L'idée se répand que les joueurs du XV du Chardon craignent pour leur sécurité. D'ailleurs deux d'entre eux ne sont-ils pas militaires de carrière (et donc particulièrement exposés), le talonneur Bonny Clarke et l'ailier Billy Steele ? Mais des années plus tard, plusieurs voix éventèrent le subterfuge : « Je n'ai pas été consulté et je considère que c'est une terrible erreur de ma part de ne pas y être allé, » expliqua le pilier Ian McLauchlan, futur président de la fédération écossaise. « Je ne me sentais pas en danger. Je savais que l'Irlande était une nation unie en termes de rugby. L'ai-je dit à mes dirigeants ? Non, je n'aurais jamais plus joué sous le maillot national. »

Le centre John Frame ajouta : « Je ne me souviens pas qu'on m'ait posé la moindre question. Même si vous trouverez toujours un sélectionneur antédiluvien pour vous dire que tout le monde avait été consulté », rejoint par le deuxième ligne Ian Barnes. « Je ne me suis jamais senti menacé. Ce n'était que des bêtises... ». Pourtant, sur le moment, le capitaine Peter Broxn fut cité par toute la presse : « Je suis content de cette décision d'annuler le match. Nous n'étions pas chauds pour aller là-bas ».

Il ne s'en est toujours pas remis : « Mais je n'ai pas dit ça. Mes propos ont été déformés par un journaliste d'une agence de presse qui m'a téléphoné. Vous pensez bien que personne ne m'avait demandé mon avis à la fédération. Quand le gars m'a appelé, j'ai éludé toutes ses questions comme le secrétaire de la SRU me l'avait conseillé. Mais j'ai fini par répondre par ces fameuses paroles qui devaient me hanter. J'ai dit : « Je suis content qu'une décision ait enfin été prise. » car l'attente du communiqué de la SRU avait été interminable. Le lendemain, les titres des journaux disaient « les joueurs ravis de la décision » et mon nom fut traîné dans la boue en Irlande. Je n'ai jamais pardonné cette trahison et je n'ai plus reparlé à cette agence. »

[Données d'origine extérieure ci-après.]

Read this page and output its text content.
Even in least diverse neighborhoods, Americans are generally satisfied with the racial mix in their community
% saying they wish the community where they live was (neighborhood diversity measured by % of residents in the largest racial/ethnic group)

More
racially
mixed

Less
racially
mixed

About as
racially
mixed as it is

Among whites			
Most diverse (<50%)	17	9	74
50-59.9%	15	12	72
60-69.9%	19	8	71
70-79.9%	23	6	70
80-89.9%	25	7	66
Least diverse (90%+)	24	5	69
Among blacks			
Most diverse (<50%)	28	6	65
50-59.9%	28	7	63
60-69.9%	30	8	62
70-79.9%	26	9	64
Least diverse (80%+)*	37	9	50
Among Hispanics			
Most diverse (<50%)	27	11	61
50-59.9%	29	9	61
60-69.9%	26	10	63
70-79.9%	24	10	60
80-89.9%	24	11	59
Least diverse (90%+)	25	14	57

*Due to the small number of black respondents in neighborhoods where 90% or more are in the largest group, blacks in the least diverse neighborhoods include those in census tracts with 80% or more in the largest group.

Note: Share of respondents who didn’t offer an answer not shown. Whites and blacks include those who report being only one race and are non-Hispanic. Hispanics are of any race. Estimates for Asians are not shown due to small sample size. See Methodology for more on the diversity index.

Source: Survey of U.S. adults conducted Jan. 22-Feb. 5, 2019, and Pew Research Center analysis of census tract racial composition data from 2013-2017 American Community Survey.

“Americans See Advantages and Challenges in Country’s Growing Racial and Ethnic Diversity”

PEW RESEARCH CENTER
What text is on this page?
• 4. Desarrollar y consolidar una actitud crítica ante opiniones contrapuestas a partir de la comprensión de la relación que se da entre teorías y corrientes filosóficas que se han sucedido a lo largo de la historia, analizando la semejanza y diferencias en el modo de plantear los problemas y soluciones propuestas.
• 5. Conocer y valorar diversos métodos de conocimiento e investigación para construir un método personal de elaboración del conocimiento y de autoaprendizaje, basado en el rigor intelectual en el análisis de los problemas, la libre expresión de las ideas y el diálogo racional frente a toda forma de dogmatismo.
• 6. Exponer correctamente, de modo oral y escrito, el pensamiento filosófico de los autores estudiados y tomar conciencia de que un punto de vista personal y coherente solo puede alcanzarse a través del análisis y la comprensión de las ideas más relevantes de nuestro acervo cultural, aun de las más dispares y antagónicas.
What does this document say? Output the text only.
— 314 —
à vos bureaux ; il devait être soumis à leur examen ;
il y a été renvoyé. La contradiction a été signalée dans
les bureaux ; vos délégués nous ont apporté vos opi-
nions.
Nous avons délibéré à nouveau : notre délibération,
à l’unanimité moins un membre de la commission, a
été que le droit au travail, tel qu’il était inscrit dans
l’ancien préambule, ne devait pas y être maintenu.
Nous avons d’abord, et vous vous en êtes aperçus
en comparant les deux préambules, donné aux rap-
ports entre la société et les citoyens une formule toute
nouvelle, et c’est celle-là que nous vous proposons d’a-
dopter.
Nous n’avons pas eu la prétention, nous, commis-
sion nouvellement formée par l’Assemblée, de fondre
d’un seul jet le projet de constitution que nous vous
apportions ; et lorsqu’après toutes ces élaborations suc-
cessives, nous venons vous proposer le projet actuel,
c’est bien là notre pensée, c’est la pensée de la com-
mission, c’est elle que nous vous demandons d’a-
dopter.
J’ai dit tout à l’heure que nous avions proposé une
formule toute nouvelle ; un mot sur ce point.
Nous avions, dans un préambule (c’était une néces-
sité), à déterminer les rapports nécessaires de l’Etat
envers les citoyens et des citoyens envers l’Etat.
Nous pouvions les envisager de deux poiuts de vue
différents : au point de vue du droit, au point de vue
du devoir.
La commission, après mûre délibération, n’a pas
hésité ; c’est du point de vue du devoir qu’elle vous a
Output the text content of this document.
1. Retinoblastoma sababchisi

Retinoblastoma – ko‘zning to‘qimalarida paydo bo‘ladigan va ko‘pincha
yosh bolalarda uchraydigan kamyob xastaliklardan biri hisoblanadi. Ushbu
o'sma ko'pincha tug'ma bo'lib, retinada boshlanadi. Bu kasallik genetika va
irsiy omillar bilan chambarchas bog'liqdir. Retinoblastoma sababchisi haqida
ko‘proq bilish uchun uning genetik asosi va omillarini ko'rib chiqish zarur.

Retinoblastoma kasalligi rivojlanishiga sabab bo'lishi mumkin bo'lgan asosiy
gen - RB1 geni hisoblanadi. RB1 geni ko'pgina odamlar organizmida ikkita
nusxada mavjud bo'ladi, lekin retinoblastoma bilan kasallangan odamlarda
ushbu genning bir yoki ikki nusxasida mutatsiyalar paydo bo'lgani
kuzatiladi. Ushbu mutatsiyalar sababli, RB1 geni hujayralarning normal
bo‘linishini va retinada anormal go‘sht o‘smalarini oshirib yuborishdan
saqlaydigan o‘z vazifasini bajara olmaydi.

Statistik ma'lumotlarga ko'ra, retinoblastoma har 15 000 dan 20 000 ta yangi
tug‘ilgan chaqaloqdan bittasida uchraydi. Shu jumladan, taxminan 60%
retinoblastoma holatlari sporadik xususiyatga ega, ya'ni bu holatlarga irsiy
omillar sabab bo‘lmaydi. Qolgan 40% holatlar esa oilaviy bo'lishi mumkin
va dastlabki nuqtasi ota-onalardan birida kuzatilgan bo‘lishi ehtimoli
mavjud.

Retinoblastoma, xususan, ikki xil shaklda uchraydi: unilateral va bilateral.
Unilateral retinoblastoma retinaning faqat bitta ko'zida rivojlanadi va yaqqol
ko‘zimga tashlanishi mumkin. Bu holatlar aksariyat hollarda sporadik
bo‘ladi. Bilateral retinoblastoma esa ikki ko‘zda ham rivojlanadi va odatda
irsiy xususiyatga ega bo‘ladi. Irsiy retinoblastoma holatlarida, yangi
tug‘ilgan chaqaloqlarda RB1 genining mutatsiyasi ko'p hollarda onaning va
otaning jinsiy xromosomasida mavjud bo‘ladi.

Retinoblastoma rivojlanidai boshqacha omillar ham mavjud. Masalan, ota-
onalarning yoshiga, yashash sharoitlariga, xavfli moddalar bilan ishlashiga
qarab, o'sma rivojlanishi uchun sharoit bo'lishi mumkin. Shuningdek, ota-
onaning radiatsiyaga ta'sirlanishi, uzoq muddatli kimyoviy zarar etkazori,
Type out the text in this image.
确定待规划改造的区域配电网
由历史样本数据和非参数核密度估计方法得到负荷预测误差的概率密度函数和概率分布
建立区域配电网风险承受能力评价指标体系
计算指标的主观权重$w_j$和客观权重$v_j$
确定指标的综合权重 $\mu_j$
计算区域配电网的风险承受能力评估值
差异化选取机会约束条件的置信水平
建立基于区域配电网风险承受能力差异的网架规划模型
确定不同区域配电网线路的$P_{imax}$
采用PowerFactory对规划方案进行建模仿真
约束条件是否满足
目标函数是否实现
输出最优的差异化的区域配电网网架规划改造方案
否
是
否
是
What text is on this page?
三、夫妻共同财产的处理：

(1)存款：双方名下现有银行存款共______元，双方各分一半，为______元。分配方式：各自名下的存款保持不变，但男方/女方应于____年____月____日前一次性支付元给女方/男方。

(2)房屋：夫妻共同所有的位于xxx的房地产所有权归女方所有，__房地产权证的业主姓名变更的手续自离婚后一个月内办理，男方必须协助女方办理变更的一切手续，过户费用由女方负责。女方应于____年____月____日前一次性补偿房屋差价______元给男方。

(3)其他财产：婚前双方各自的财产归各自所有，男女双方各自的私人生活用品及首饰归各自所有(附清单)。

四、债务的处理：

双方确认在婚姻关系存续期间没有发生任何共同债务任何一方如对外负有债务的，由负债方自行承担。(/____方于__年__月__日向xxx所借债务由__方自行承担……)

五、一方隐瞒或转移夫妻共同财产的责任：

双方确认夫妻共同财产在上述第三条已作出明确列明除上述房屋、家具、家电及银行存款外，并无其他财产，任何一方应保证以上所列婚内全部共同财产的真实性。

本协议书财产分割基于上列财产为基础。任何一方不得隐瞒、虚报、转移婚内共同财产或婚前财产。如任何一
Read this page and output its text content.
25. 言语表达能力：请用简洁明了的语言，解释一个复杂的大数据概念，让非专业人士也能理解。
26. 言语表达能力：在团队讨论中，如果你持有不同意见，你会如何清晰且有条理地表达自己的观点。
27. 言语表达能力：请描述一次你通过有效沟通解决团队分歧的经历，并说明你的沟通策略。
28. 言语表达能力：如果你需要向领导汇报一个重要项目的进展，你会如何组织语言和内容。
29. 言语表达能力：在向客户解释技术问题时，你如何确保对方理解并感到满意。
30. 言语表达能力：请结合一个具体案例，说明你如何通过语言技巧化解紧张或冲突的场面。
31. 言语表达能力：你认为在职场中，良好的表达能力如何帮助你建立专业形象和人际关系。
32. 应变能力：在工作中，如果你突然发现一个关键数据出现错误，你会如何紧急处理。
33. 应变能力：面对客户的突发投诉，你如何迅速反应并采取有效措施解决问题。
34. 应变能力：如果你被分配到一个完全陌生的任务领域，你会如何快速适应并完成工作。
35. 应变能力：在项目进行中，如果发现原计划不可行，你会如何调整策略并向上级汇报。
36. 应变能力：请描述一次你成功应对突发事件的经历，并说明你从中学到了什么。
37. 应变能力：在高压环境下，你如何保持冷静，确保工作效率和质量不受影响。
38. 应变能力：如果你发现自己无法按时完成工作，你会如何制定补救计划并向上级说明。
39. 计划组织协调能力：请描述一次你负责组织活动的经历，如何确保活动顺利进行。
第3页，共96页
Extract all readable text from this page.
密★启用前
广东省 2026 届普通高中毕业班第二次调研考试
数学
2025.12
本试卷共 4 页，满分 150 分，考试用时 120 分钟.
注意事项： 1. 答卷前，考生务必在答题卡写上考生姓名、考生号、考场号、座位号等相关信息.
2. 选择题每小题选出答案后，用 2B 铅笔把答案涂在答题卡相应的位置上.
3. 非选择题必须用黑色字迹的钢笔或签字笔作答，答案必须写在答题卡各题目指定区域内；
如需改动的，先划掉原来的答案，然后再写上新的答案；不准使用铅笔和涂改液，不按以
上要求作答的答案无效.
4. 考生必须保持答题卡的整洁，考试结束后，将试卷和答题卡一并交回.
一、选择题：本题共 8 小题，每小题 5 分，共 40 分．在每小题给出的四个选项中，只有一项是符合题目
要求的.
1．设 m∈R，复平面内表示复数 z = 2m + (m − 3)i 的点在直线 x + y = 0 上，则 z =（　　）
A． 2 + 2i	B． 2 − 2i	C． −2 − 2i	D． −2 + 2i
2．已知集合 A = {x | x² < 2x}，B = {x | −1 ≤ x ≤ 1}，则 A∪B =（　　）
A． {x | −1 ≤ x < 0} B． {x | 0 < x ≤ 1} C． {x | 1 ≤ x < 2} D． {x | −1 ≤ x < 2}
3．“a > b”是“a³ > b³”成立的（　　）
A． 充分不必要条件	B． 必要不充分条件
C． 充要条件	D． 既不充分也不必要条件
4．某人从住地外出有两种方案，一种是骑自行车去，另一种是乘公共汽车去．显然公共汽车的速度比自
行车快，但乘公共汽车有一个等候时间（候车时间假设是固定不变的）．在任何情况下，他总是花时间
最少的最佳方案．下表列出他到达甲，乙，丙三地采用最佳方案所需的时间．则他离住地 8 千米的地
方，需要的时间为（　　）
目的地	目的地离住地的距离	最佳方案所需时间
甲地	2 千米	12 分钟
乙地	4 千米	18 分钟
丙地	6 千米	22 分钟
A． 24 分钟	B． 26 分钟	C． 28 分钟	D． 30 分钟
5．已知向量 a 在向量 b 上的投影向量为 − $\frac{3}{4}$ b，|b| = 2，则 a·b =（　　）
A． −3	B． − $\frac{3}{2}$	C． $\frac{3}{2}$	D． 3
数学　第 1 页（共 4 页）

La manœuvre est bien enclenchée. Même l'IRA le comprend et fait savoir qu'elle n’a jamais prévu le moindre attentat à Dublin . Mais que vaut la parole d'une organisation clandestine et violente ?

Le coup de la SRU est donc une réussite totale puisqu'en plus d'avoir soustrait ses propres joueurs au Tournoi elle entraîne aussi …. les Gallois. Coup de maître car les Gareth Edwards et les Barry John étaient les têtes d'affiche du rugby européen de l'époque. Tout s'est fait après le Galles-Ecosse du 5 février (35-12, le fameux essai de Gareth Edwards dans la boue). Les dirigeants écossais persuadent les Gallois que, soit les risques de grabuge sont trop forts, soit que l'intérêt supérieur du Royaume Uni est en jeu. Les dirigeants de la principauté se retournent vers leurs talentueux joueurs pour une longue discussion. Visiblement, les mœurs étaient plus démocratiques à Cardiff qu'à Edimbourg. L'équipe au maillot rouge en ressort partagée. Neuf joueurs semblaient prêts à chausser les crampons mais quelques voix prestigieuses se font entendre.

« Il suffirait d'une étincelle pour faire éclater le drame, d'une seule personne stupide dans la foule. Des gens sont morts pour moins bien que ça et même pour rien du tout à cause d'une foule aveuglée, » expliqua Gerald Davies, l'ailier des Lions. JPR Williams poursuivit : « Peut-être que la sécurité des joueurs serait assurée. Mais celle des supporteurs ? ».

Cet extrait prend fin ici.